Let $\struct {X, d}$ be a metric space.

Let $\tau_d$ be the topology induced by the metric $d$.

Let $S \subseteq X$.

Then $S$ is (everywhere) dense in $\struct {X, \tau_d}$ if and only if every open ball contains an element of $S$.

## Proof

### Necessary Condition

Let $S$ be everywhere dense in $X$.

Let $U$ be open and non-empty.

Then $U$ has an element $x$.

Since $S$ is everywhere dense in $X$, $x \in S^-$, the closure of $S$.

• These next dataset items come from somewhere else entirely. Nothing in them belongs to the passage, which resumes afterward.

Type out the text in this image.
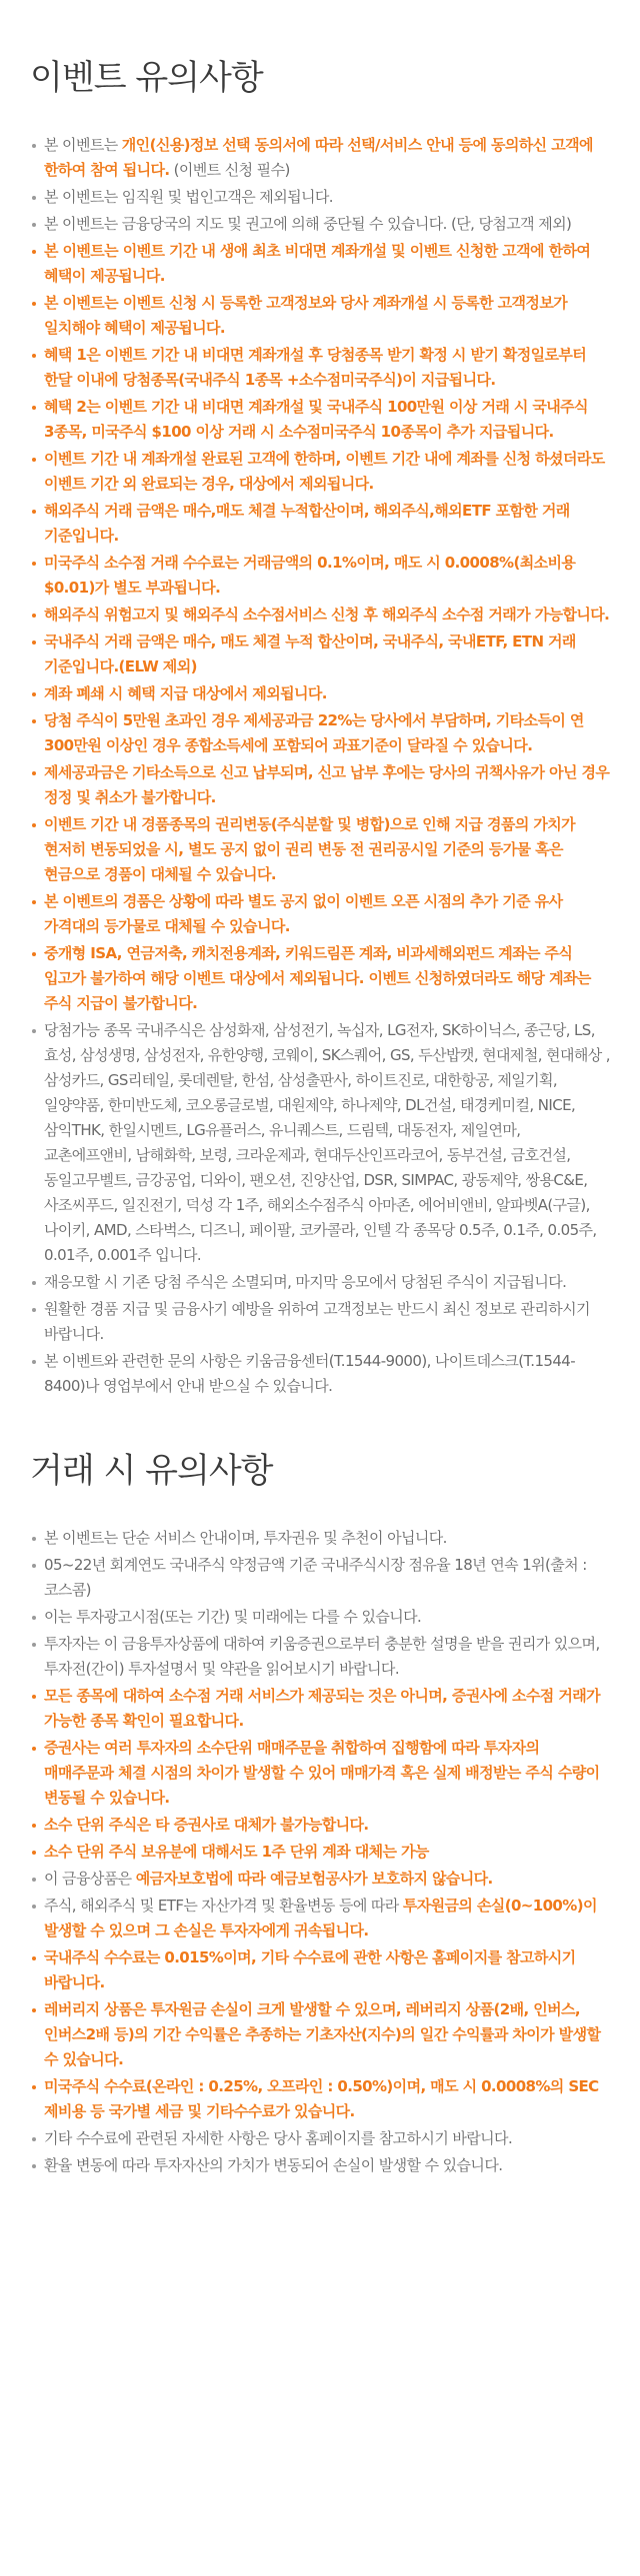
이벤트 유의사항
본 이벤트는 개인(신용)정보 선택 동의서에 따라 선택/서비스 안내 등에 동의하신 고객에 한하여 참여 됩니다. (이벤트 신청 필수)
본 이벤트는 임직원 및 법인고객은 제외됩니다.
본 이벤트는 금융당국의 지도 및 권고에 의해 중단될 수 있습니다. (단, 당첨고객 제외)
본 이벤트는 이벤트 기간 내 생애 최초 비대면 계좌개설 및 이벤트 신청한 고객에 한하여 혜택이 제공됩니다.
본 이벤트는 이벤트 신청 시 등록한 고객정보와 당사 계좌개설 시 등록한 고객정보가 일치해야 혜택이 제공됩니다.
혜택 1은 이벤트 기간 내 비대면 계좌개설 후 당첨종목 받기 확정 시 받기 확정일로부터 한달 이내에 당첨종목(국내주식 1종목 +소수점미국주식)이 지급됩니다.
혜택 2는 이벤트 기간 내 비대면 계좌개설 및 국내주식 100만원 이상 거래 시 국내주식 3종목, 미국주식 $100 이상 거래 시 소수점미국주식 10종목이 추가 지급됩니다.
이벤트 기간 내 계좌개설 완료된 고객에 한하며, 이벤트 기간 내에 계좌를 신청 하셨더라도 이벤트 기간 외 완료되는 경우, 대상에서 제외됩니다.
해외주식 거래 금액은 매수,매도 체결 누적합산이며, 해외주식,해외ETF 포함한 거래 기준입니다.
미국주식 소수점 거래 수수료는 거래금액의 0.1%이며, 매도 시 0.0008%(최소비용 $0.01)가 별도 부과됩니다.
해외주식 위험고지 및 해외주식 소수점서비스 신청 후 해외주식 소수점 거래가 가능합니다.
국내주식 거래 금액은 매수, 매도 체결 누적 합산이며, 국내주식, 국내ETF, ETN 거래 기준입니다.(ELW 제외)
계좌 폐쇄 시 혜택 지급 대상에서 제외됩니다.
당첨 주식이 5만원 초과인 경우 제세공과금 22%는 당사에서 부담하며, 기타소득이 연 300만원 이상인 경우 종합소득세에 포함되어 과표기준이 달라질 수 있습니다.
제세공과금은 기타소득으로 신고 납부되며, 신고 납부 후에는 당사의 귀책사유가 아닌 경우 정정 및 취소가 불가합니다.
이벤트 기간 내 경품종목의 권리변동(주식분할 및 병합)으로 인해 지급 경품의 가치가 현저히 변동되었을 시, 별도 공지 없이 권리 변동 전 권리공시일 기준의 등가물 혹은 현금으로 경품이 대체될 수 있습니다.
본 이벤트의 경품은 상황에 따라 별도 공지 없이 이벤트 오픈 시점의 추가 기준 유사 가격대의 등가물로 대체될 수 있습니다.
중개형 ISA, 연금저축, 캐치전용계좌, 키워드림픈 계좌, 비과세해외펀드 계좌는 주식 입고가 불가하여 해당 이벤트 대상에서 제외됩니다. 이벤트 신청하였더라도 해당 계좌는 주식 지급이 불가합니다.
당첨가능 종목 국내주식은 삼성화재, 삼성전기, 녹십자, LG전자, SK하이닉스, 종근당, LS, 효성, 삼성생명, 삼성전자, 유한양행, 코웨이, SK스퀘어, GS, 두산밥캣, 현대제철, 현대해상 ,삼성카드, GS리테일, 롯데렌탈, 한섬, 삼성출판사, 하이트진로, 대한항공, 제일기획, 일양약품, 한미반도체, 코오롱글로벌, 대원제약, 하나제약, DL건설, 태경케미컬, NICE, 삼익THK, 한일시멘트, LG유플러스, 유니퀘스트, 드림텍, 대동전자, 제일연마, 교촌에프앤비, 남해화학, 보령, 크라운제과, 현대두산인프라코어, 동부건설, 금호건설, 동일고무벨트, 금강공업, 디와이, 팬오션, 진양산업, DSR, SIMPAC, 광동제약, 쌍용C&E, 사조씨푸드, 일진전기, 덕성 각 1주, 해외소수점주식 아마존, 에어비앤비, 알파벳A(구글), 나이키, AMD, 스타벅스, 디즈니, 페이팔, 코카콜라, 인텔 각 종목당 0.5주, 0.1주, 0.05주, 0.01주, 0.001주 입니다.
재응모할 시 기존 당첨 주식은 소멸되며, 마지막 응모에서 당첨된 주식이 지급됩니다.
원활한 경품 지급 및 금융사기 예방을 위하여 고객정보는 반드시 최신 정보로 관리하시기 바랍니다.
본 이벤트와 관련한 문의 사항은 키움금융센터(T.1544-9000), 나이트데스크(T.1544-8400)나 영업부에서 안내 받으실 수 있습니다.
거래 시 유의사항
본 이벤트는 단순 서비스 안내이며, 투자권유 및 추천이 아닙니다.
05~22년 회계연도 국내주식 약정금액 기준 국내주식시장 점유율 18년 연속 1위(출처 : 코스콤)
이는 투자광고시점(또는 기간) 및 미래에는 다를 수 있습니다.
투자자는 이 금융투자상품에 대하여 키움증권으로부터 충분한 설명을 받을 권리가 있으며, 투자전(간이) 투자설명서 및 약관을 읽어보시기 바랍니다.
모든 종목에 대하여 소수점 거래 서비스가 제공되는 것은 아니며, 증권사에 소수점 거래가 가능한 종목 확인이 필요합니다.
증권사는 여러 투자자의 소수단위 매매주문을 취합하여 집행함에 따라 투자자의 매매주문과 체결 시점의 차이가 발생할 수 있어 매매가격 혹은 실제 배정받는 주식 수량이 변동될 수 있습니다.
소수 단위 주식은 타 증권사로 대체가 불가능합니다.
소수 단위 주식 보유분에 대해서도 1주 단위 계좌 대체는 가능
이 금융상품은 예금자보호법에 따라 예금보험공사가 보호하지 않습니다.
주식, 해외주식 및 ETF는 자산가격 및 환율변동 등에 따라 투자원금의 손실(0~100%)이 발생할 수 있으며 그 손실은 투자자에게 귀속됩니다.
국내주식 수수료는 0.015%이며, 기타 수수료에 관한 사항은 홈페이지를 참고하시기 바랍니다.
레버리지 상품은 투자원금 손실이 크게 발생할 수 있으며, 레버리지 상품(2배, 인버스, 인버스2배 등)의 기간 수익률은 추종하는 기초자산(지수)의 일간 수익률과 차이가 발생할 수 있습니다.
미국주식 수수료(온라인 : 0.25%, 오프라인 : 0.50%)이며, 매도 시 0.0008%의 SEC 제비용 등 국가별 세금 및 기타수수료가 있습니다.
기타 수수료에 관련된 자세한 사항은 당사 홈페이지를 참고하시기 바랍니다.
환율 변동에 따라 투자자산의 가치가 변동되어 손실이 발생할 수 있습니다.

By Equivalence of Definitions of Adherent Point, every open neighborhood of $x$ contains an element of $S$.

Thus in particular, $U$ contains an element of $S$.

$\Box$

### Sufficient Condition

Suppose that every non-empty open set in $X$ contains an element of $S$.

Let $x \in X$.

Let $U$ be an open neighborhood of $x$.

Then $U$ contains an element $s$ of $S$.

As this holds for all open neighborhoods of $x$, Equivalence of Definitions of Adherent Point shows that $x \in S^-$.

As this holds for all $x \in X$, $S$ is everywhere dense in $X$.

$\blacksquare$